Charles Leaver – Why Using Edit Difference Is Essential Part One

Written By Jesse Sampson And Presented By Charles Leaver CEO Ziften


Why are the same techniques being used by cyber criminals all of the time? The easy response is that they continue to work. For instance, Cisco’s 2017 Cybersecurity Report tells us that after years of decline, spam e-mail with malicious attachments is again on the rise. Because conventional attack vector, malware authors usually mask their activities by utilizing a filename similar to a typical system process.

There is not necessarily a connection with a file’s path name and its contents: anybody who has actually aimed to hide sensitive information by giving it a dull name like “taxes”, or altered the extension on a file attachment to get around email rules knows this idea. Malware authors understand this too, and will frequently name their malware to resemble common system processes. For instance, “explore.exe” is Internet Explorer, however “explorer.exe” with an additional “r” could be anything. It’s easy even for experts to overlook this minor distinction.

The opposite problem, known.exe files running in unusual locations, is easy to solve, utilizing string functions and SQL sets.

How about the other scenario, finding close matches to the executable name? The majority of people start their hunt for near string matches by sorting data and visually looking for disparities. This generally works well for a little set of data, perhaps even a single system. To find these patterns at scale, however, needs an algorithmic approach. One recognized strategy for “fuzzy matching” is to use Edit Distance.

Exactly what’s the very best method to computing edit distance? For Ziften, our technology stack includes HP Vertica, that makes this task simple. The internet has lots of data scientists and data engineers singing Vertica’s praises, so it will be enough to point out that Vertica makes it easy to create customized functions that make the most of its power – from C++ power tools, to analytical modeling scalpels in R and Java.

This Git repo is maintained by Vertica enthusiasts working in industry. It’s not an official offering, but the Vertica group is definitely knowledgeable about it, and additionally is thinking everyday about ways to make Vertica better for data scientists – a great space to watch. Best of all, it includes a function to determine edit distance! There are likewise some other tools for the natural processing of langauge here like word stemmers and tokenizers.

By utilizing edit distance on the top executable paths, we can quickly discover the closest match to each of our leading hits. This is a fascinating data-set as we can arrange by distance to discover the nearest matches over the entire data-set, or we can arrange by frequency of the top path to see exactly what is the nearest match to our frequently used processes. This data can likewise appear on contextual “report card” pages, to reveal, e.g. the leading five closest strings for a given path. Below is an example to provide a sense of use, based on genuine data ZiftenLabs observed in a client environment.

Setting a threshold of 0.2 appears to find good results in our experience, but the point is that these can be edited to fit specific usage cases.
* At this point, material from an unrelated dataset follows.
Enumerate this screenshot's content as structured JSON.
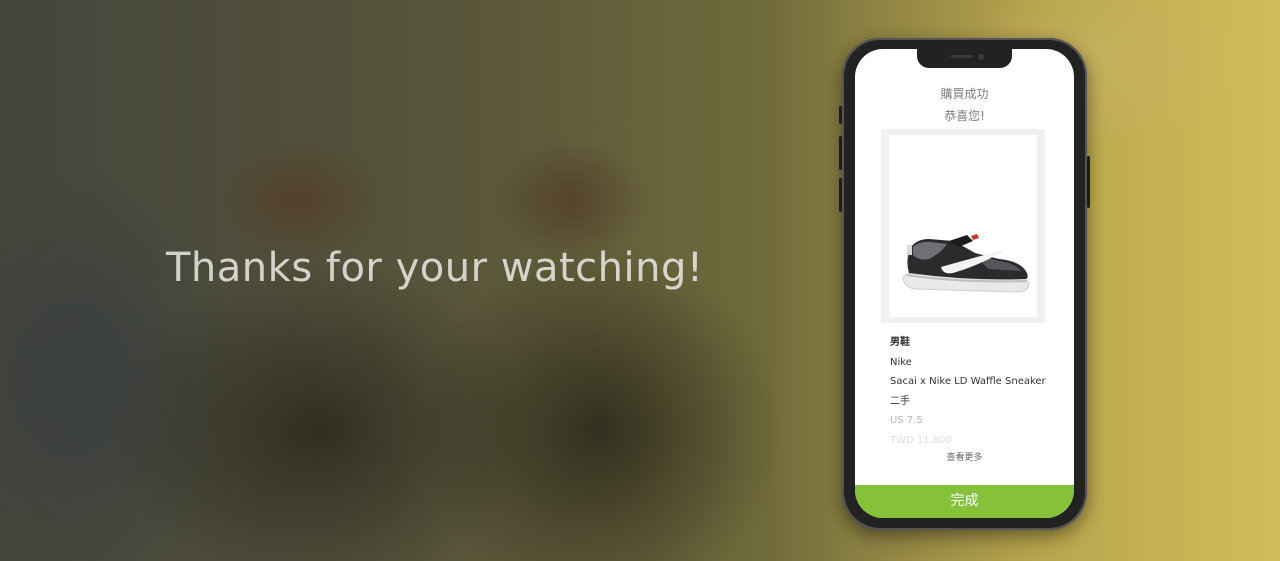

Did we find any malware? We see that “teamviewer_.exe” (needs to be just “teamviewer.exe”), “iexplorer.exe” (must be “iexplore.exe”), and “cvshost.exe” (ought to be svchost.exe, unless maybe you work for CVS drug store…) all look odd. Considering that we’re currently in our database, it’s also insignificant to obtain the associated MD5 hashes, Ziften suspicion scores, and other attributes to do a much deeper dive.

In this particular real life environment, it ended up that teamviewer_.exe and iexplorer.exe were portable applications, not known malware. We helped the client with more examination on the user and system where we observed the portable applications given that use of portable apps on a USB drive might be proof of naughty activity. The more disturbing find was cvshost.exe. Ziften’s intelligence feeds show that this is a suspicious file. Searching for the md5 hash for this file on VirusTotal confirms the Ziften data, showing that this is a possibly major Trojan infection that could be a component of a botnet or doing something much more destructive. Once the malware was found, nevertheless, it was simple to fix the problem and ensure it stays solved using Ziften’s ability to eliminate and persistently obstruct procedures by MD5 hash.

Even as we develop innovative predictive analytics to discover malicious patterns, it is necessary that we continue to improve our capabilities to hunt for recognized patterns and old tricks. Even if new dangers emerge doesn’t suggest the old ones go away!

If you enjoyed this post, watch this space for part 2 of this series where we will use this approach to hostnames to detect malware droppers and other destructive websites.